Restrictions on classical distance-regular graphs

Abstract

Let \(\varGamma \) be a distance-regular graph with diameter \(d \ge 2\). It is said to have classical parameters\((d, b, \alpha , \beta )\) when its intersection array \(\{b_0,b_1,\dots ,b_{d-1};c_1,c_2,\dots ,c_d\}\) satisfies $$\begin{aligned} b_i= & {} ([d]_b - [i]_b)(\beta - \alpha [i]_b) \qquad \text {and} \qquad c_{i+1} = [i+1]_b (1 + \alpha [i]_b)\\&\quad (0 \le i \le d-1), \end{aligned}$$ where \([i]_b := 1 + b + \cdots + b^{i-1}\). Apart from the well-known families, there are many sets of classical parameters for which the existence of a corresponding graph is still open. It turns out that in most such cases we have either \(\alpha = b-1\) or \(\alpha = b\). For these two cases, we derive bounds on the parameter \(\beta \), which give us complete classifications when \(b = -2\).
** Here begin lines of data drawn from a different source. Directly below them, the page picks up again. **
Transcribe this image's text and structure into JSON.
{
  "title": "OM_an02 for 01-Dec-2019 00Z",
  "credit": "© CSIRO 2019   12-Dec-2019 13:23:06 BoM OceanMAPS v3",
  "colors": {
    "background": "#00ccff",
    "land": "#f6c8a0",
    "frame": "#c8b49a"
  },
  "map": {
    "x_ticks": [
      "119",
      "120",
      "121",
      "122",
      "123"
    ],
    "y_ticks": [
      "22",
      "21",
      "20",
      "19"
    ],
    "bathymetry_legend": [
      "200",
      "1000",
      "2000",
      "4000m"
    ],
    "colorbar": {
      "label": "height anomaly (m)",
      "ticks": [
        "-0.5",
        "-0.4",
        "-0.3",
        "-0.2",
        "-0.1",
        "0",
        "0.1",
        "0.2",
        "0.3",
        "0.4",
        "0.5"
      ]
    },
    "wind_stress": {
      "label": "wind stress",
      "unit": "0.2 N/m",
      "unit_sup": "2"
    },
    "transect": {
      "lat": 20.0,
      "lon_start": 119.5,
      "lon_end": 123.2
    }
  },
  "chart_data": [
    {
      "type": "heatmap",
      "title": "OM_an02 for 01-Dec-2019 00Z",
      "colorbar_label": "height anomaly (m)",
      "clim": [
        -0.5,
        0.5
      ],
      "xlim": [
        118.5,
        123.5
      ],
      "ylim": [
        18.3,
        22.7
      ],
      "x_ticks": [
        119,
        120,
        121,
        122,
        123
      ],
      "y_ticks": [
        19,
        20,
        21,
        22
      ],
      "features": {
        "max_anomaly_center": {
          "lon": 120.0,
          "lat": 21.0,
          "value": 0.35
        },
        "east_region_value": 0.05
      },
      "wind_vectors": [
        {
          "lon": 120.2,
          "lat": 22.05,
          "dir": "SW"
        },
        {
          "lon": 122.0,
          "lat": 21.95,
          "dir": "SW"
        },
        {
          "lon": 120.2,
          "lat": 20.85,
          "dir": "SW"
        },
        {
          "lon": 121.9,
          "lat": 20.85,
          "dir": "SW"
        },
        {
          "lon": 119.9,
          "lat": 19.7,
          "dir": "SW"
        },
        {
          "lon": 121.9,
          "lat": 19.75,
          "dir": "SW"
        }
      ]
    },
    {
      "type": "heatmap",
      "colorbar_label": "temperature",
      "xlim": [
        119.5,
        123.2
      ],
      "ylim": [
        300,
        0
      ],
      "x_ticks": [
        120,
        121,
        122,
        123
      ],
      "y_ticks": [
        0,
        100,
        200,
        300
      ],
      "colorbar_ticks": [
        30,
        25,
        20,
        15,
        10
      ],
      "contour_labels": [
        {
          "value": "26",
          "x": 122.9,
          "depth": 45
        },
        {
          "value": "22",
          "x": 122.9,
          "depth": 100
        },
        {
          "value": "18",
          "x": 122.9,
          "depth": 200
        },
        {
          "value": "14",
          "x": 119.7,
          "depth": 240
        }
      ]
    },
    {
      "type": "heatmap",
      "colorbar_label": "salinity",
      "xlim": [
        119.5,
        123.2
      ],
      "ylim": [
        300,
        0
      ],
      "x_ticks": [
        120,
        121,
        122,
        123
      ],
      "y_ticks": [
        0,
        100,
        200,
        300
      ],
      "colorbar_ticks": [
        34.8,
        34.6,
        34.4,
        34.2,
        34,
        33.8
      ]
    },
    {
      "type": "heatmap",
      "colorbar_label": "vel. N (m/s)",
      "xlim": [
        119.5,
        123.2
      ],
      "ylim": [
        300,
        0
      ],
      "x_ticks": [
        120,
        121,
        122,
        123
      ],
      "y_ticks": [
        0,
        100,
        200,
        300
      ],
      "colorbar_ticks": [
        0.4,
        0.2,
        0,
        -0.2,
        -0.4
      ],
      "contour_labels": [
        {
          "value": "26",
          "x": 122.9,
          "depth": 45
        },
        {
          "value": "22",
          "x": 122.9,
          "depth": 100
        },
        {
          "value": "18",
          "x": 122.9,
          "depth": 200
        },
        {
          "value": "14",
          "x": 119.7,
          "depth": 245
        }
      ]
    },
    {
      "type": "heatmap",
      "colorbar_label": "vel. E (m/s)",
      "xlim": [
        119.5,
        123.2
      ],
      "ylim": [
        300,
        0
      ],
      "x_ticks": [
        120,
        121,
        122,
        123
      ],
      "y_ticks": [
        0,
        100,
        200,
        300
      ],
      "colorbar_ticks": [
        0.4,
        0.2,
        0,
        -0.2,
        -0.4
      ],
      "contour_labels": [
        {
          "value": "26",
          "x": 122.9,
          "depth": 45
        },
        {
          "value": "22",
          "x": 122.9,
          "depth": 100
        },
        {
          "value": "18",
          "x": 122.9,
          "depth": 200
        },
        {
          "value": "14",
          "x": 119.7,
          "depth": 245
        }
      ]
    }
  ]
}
Distance-regular graphs with classical parameters are antipodal iff \(b=1\) and \(\beta =1+\alpha [d-1]_b\). If we drop the condition \(b=1\), it turns out that one obtains either bipartite or tight graphs. For the latter graphs, we find closed formulas for the parameters of the CAB partitions and the distance partition corresponding to an edge. Finally, we find a two-parameter family of feasible intersection arrays for tight distance-regular graphs with classical parameters \((d,b,b-1,b^{d-1})\) (primitive iff \(b \ne 1\)) and apply our results to show that it is realized only by d-cubes (\(b = 1\)).